KV Cache Quantization on NVIDIA DGX Spark GB10

Corrected benchmarks (v3, April 2026) — KV cache quantization behavior on the NVIDIA DGX Spark's GB10 Grace Blackwell unified memory architecture.

Author: Nathan Maine, Memoriant Inc. Date: March 2026, corrected April 2026 Hardware: NVIDIA DGX Spark (GB10, compute 12.1, 128GB unified memory)

Correction Notice: The original v1 benchmarks (March 31) contained methodology errors. Memory was measured via RSS (wrong on unified memory) and some throughput data came from failed requests. v3 uses nvidia-smi + llama.cpp internal reporting. See CORRECTION-NOTICE.md for full details. Credit to u/audioen on r/LocalLLaMA for identifying the RSS measurement flaw.

TL;DR

KV cache quantization on DGX Spark GB10 works as expected:

q4_0 saves 72% KV buffer memory (216 MiB vs 768 MiB for f16)
q8_0 saves 47% KV buffer memory (408 MiB vs 768 MiB for f16)
Prompt throughput is unaffected by cache quantization at all context lengths
Generation throughput degrades ~37% at 110K context with q4_0 (24 tps vs 38 tps for f16)

Memory (Corrected — nvidia-smi + llama.cpp internals)

Cache Type	KV Buffer (llama.cpp)	Total GPU (nvidia-smi)	Savings vs f16
f16	768 MiB	23,092 MiB	baseline
q8_0	408 MiB	22,732 MiB	-360 MiB (-47% KV)
q4_0	216 MiB	22,540 MiB	-552 MiB (-72% KV)

At 110K context:

Cache Type	GPU Memory	vs f16
f16	23,116 MiB	baseline
q8_0	22,856 MiB	-260 MiB
q4_0	22,664 MiB	-452 MiB

Throughput

Prompt Processing (tokens/sec) — No degradation

Context	f16	q8_0	q4_0
~1.5K	923	925	926
~6K	1,211	1,207	1,206
~12K	1,188	1,184	1,191
~24K	1,153	1,149	1,152
~110K	815	810	813

Prompt throughput is essentially identical across all cache types at all context lengths.
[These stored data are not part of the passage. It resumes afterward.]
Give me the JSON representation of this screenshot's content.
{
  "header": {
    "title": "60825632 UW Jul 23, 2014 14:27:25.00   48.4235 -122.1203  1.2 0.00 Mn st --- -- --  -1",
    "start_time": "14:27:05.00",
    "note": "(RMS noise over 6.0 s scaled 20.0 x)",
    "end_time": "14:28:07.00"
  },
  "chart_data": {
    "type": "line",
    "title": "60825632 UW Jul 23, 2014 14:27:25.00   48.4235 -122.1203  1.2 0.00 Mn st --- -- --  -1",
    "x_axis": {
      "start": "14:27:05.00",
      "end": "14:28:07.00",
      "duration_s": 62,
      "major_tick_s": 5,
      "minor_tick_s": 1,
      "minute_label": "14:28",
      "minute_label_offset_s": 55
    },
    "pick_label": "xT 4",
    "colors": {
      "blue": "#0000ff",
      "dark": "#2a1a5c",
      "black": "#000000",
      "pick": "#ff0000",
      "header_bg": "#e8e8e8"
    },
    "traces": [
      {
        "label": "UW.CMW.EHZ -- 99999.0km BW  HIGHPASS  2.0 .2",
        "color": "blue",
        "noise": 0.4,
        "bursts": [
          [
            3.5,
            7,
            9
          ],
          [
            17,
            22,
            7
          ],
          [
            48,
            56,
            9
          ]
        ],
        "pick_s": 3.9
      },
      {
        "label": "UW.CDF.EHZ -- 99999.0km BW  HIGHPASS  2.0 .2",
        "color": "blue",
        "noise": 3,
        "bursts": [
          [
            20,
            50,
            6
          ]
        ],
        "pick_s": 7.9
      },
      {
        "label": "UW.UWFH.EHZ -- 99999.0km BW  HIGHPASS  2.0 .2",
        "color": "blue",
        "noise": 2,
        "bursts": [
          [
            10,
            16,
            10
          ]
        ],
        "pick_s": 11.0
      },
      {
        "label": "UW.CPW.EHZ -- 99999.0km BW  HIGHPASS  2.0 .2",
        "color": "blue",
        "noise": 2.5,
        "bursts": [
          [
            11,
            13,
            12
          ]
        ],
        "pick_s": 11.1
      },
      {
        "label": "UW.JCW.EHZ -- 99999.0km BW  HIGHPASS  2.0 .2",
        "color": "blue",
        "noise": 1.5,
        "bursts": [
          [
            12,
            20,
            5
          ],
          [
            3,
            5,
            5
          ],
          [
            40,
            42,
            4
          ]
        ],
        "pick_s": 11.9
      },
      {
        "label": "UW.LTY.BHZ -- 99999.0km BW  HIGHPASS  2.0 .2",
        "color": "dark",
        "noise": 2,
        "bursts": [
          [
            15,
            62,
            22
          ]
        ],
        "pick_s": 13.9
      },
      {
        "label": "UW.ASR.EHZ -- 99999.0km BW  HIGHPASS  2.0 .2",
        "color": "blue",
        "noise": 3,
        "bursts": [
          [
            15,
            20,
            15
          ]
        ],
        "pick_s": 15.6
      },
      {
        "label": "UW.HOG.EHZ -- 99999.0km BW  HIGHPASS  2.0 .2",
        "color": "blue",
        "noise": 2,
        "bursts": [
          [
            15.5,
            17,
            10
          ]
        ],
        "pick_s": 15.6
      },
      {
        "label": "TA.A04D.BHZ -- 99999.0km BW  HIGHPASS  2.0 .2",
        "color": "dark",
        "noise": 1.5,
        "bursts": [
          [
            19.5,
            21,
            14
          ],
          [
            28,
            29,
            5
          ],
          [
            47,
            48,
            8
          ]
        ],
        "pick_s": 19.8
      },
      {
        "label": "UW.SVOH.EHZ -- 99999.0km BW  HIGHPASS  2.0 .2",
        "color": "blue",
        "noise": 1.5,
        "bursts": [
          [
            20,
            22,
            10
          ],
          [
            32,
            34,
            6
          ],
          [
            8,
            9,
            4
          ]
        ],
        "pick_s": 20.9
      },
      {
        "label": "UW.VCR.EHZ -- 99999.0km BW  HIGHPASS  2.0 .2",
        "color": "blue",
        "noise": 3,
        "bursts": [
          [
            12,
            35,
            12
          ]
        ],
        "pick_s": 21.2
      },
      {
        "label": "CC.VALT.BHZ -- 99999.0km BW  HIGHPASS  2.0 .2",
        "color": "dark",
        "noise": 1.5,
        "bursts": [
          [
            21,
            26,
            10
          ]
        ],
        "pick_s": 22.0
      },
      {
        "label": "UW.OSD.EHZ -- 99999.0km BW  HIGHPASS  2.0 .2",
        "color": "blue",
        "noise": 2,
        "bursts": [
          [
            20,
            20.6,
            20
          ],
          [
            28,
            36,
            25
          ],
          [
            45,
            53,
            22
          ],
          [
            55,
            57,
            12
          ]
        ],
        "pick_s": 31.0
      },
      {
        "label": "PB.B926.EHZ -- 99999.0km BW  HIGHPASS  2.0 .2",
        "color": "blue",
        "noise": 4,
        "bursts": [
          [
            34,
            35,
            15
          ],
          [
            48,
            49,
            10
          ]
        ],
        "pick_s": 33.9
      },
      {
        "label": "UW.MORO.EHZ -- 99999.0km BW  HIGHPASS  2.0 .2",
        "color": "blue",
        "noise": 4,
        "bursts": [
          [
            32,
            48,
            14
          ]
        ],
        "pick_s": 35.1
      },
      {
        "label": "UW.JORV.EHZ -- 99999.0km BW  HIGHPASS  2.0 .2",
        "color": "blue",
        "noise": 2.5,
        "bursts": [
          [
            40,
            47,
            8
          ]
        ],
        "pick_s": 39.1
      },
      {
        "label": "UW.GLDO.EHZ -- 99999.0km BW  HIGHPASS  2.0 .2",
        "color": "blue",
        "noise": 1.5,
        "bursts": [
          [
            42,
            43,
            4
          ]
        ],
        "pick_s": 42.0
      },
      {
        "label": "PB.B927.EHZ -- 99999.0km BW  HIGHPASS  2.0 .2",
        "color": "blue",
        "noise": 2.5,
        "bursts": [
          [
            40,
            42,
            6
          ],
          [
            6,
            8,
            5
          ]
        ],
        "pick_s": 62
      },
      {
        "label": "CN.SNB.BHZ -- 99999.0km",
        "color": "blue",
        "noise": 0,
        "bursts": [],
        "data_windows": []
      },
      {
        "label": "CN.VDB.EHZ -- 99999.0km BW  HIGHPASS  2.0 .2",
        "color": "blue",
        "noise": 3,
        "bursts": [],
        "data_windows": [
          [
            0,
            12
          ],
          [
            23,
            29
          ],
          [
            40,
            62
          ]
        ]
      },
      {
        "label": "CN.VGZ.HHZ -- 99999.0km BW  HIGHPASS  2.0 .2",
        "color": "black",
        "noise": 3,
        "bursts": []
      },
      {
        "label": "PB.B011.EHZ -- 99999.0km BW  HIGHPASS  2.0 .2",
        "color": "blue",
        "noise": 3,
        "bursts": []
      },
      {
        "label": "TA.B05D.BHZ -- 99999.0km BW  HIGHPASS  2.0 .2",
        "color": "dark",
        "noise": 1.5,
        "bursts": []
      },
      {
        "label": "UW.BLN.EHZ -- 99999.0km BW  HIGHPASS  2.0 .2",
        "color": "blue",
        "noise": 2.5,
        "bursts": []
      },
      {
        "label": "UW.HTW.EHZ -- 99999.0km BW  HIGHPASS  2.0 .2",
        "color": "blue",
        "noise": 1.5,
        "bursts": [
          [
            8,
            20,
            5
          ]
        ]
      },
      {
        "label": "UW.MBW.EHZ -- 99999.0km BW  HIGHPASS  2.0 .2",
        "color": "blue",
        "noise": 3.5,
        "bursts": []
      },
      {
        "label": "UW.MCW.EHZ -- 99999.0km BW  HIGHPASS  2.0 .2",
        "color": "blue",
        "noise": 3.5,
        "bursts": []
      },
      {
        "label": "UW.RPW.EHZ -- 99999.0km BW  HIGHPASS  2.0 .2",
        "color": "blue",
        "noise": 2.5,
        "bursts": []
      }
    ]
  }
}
Generation (tokens/sec) — Degrades at long context

Context	f16	q8_0	q4_0	q4_0 vs f16
~1.5K	45.2	45.3	45.6	+0.9%
~6K	44.7	44.9	45.0	+0.7%
~12K	44.9	42.9	42.7	-4.9%
~24K	44.6	39.7	39.3	-11.9%
~110K	38.0	25.0	24.0	-36.8%

Generation (decode) throughput degrades with quantized KV cache at long context. At 110K tokens, q4_0 is 37% slower than f16 for generation. q8_0 is similar at 34% slower.

Test Setup

Model:     Nemotron-3-Nano-30B-A3B-UD-Q4_K_XL.gguf
Hardware:  NVIDIA DGX Spark GB10 (compute 12.1, 124,610 MiB VRAM)
OS:        DGX OS / Ubuntu aarch64
llama.cpp: build 8399 (commit 892e3c333), aarch64 + CUDA
CUDA:      13.0 | Driver: 580.126.09
Flags:     --ctx-size 131072
Protocol:  Server restarted between each configuration
Memory:    nvidia-smi --query-compute-apps for GPU memory
KV size:   llama.cpp verbose output (llama_kv_cache line)
Throughput: llama.cpp response timings via /v1/chat/completions

What Was Wrong in v1

The original paper (March 31) made two incorrect claims:

"92.5% prompt throughput collapse at 64K" — Wrong. Prompt throughput is unaffected by cache quantization. The original data likely came from failed completion requests. The actual effect is a 37% generation speed reduction at 110K context.
"q4_0 uses MORE memory than f16" — Wrong. This was measured via process RSS, which does not capture GPU/unified memory allocations on GB10. Actual measurement via nvidia-smi + llama.cpp shows q4_0 saves 552 MiB as expected.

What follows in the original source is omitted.